Mr. Hazare and his allies had written her a letter inviting her to join their struggle against corruption.

"I cannot get the advantage of exercising my nonviolent protest for justice against my concerned authority as a democratic citizen of a democratic country," she wrote in reply. "Let me get free, like yours, to join your amazing crusade to root out corruption - which is the root of all evils. Or you can come to Manipur, the most corruption affected region in the world," she also wrote.

Activists like Ms. Sharmila have been working to get the security laws here dropped for years, to little effect. Debates about Manipur's human rights problems are more likely to be heard in international venues, like the United Nations and the European Parliament, than in New Delhi.

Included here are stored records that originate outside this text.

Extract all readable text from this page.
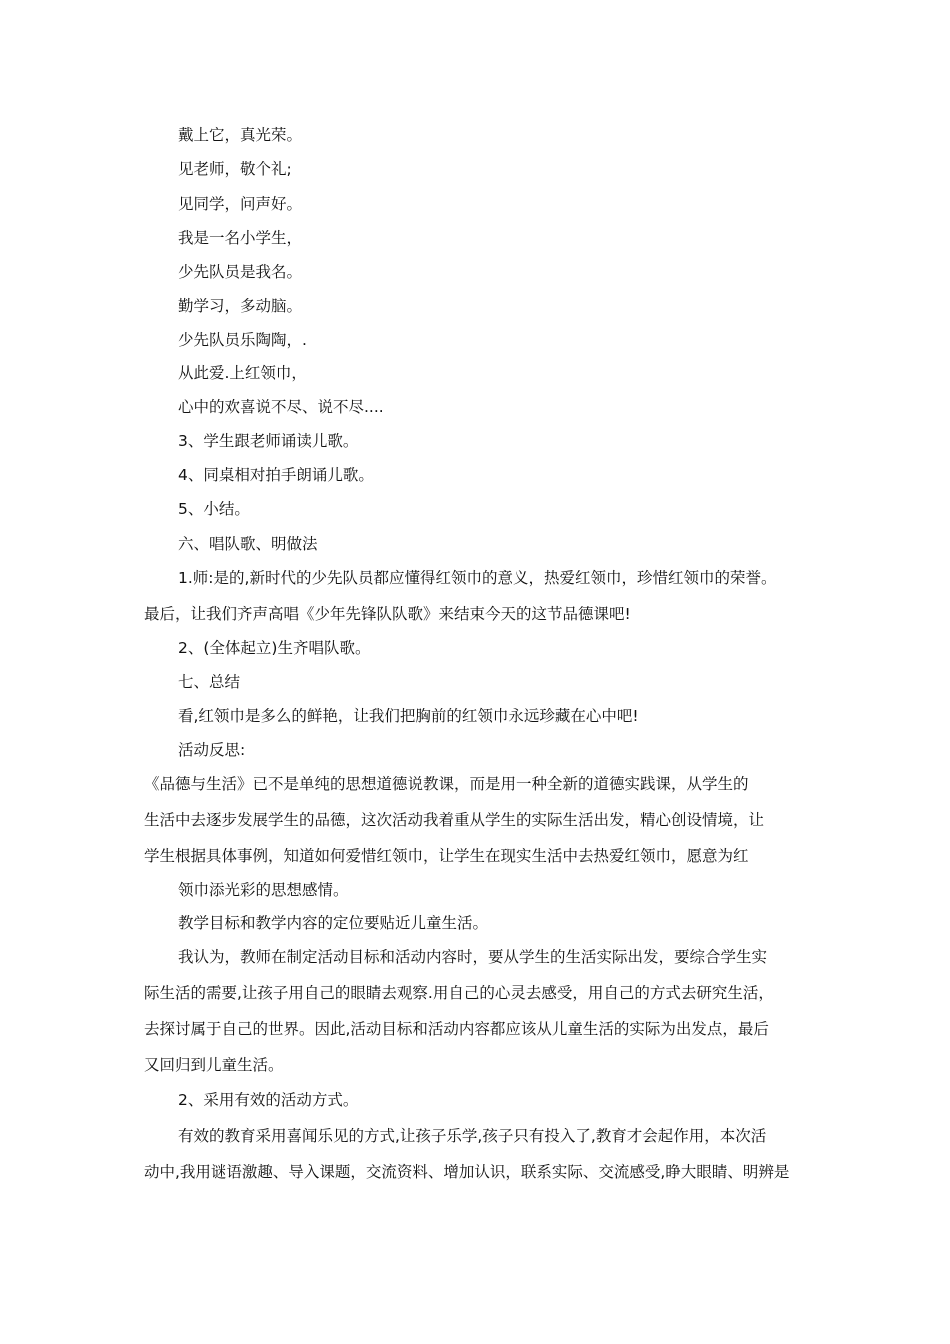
戴上它，真光荣。

见老师，敬个礼;

见同学，问声好。

我是一名小学生，

少先队员是我名。

勤学习，多动脑。

少先队员乐陶陶，.

从此爱.上红领巾，

心中的欢喜说不尽、说不尽....

3、学生跟老师诵读儿歌。

4、同桌相对拍手朗诵儿歌。

5、小结。

六、唱队歌、明做法

1.师:是的,新时代的少先队员都应懂得红领巾的意义，热爱红领巾，珍惜红领巾的荣誉。

最后，让我们齐声高唱《少年先锋队队歌》来结束今天的这节品德课吧!

2、(全体起立)生齐唱队歌。

七、总结

看,红领巾是多么的鲜艳，让我们把胸前的红领巾永远珍藏在心中吧!

活动反思:

《品德与生活》已不是单纯的思想道德说教课，而是用一种全新的道德实践课，从学生的

生活中去逐步发展学生的品德，这次活动我着重从学生的实际生活出发，精心创设情境，让

学生根据具体事例，知道如何爱惜红领巾，让学生在现实生活中去热爱红领巾，愿意为红

领巾添光彩的思想感情。

教学目标和教学内容的定位要贴近儿童生活。

我认为，教师在制定活动目标和活动内容时，要从学生的生活实际出发，要综合学生实

际生活的需要,让孩子用自己的眼睛去观察.用自己的心灵去感受，用自己的方式去研究生活，

去探讨属于自己的世界。因此,活动目标和活动内容都应该从儿童生活的实际为出发点，最后

又回归到儿童生活。

2、采用有效的活动方式。

有效的教育采用喜闻乐见的方式,让孩子乐学,孩子只有投入了,教育才会起作用，本次活

动中,我用谜语激趣、导入课题，交流资料、增加认识，联系实际、交流感受,睁大眼睛、明辨是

Now Mr. Hazare's fast has shone new light on Ms. Sharmila's struggle. Mr. Loitangbam has been inundated by calls from the Indian news media, and a senior government minister, Salman Kursheed, also called, asking how Ms. Sharmila's fast could be ended, he said. Mr. Hazare himself has expressed interest in visiting Ms. Sharmila in Manipur. But many here worry about some of the nationalist elements that have rallied to his side.

"On the one hand, Anna is giving us a spotlight," Mr. Loitangbam said. "But we don't want to be completely absorbed into it."

Ms. Sharmila said she had no intention of giving up her fast until she gets the justice she seeks.

"Until and unless my demand is fulfilled, I will be passing my life in this way," she said. "There is no other way."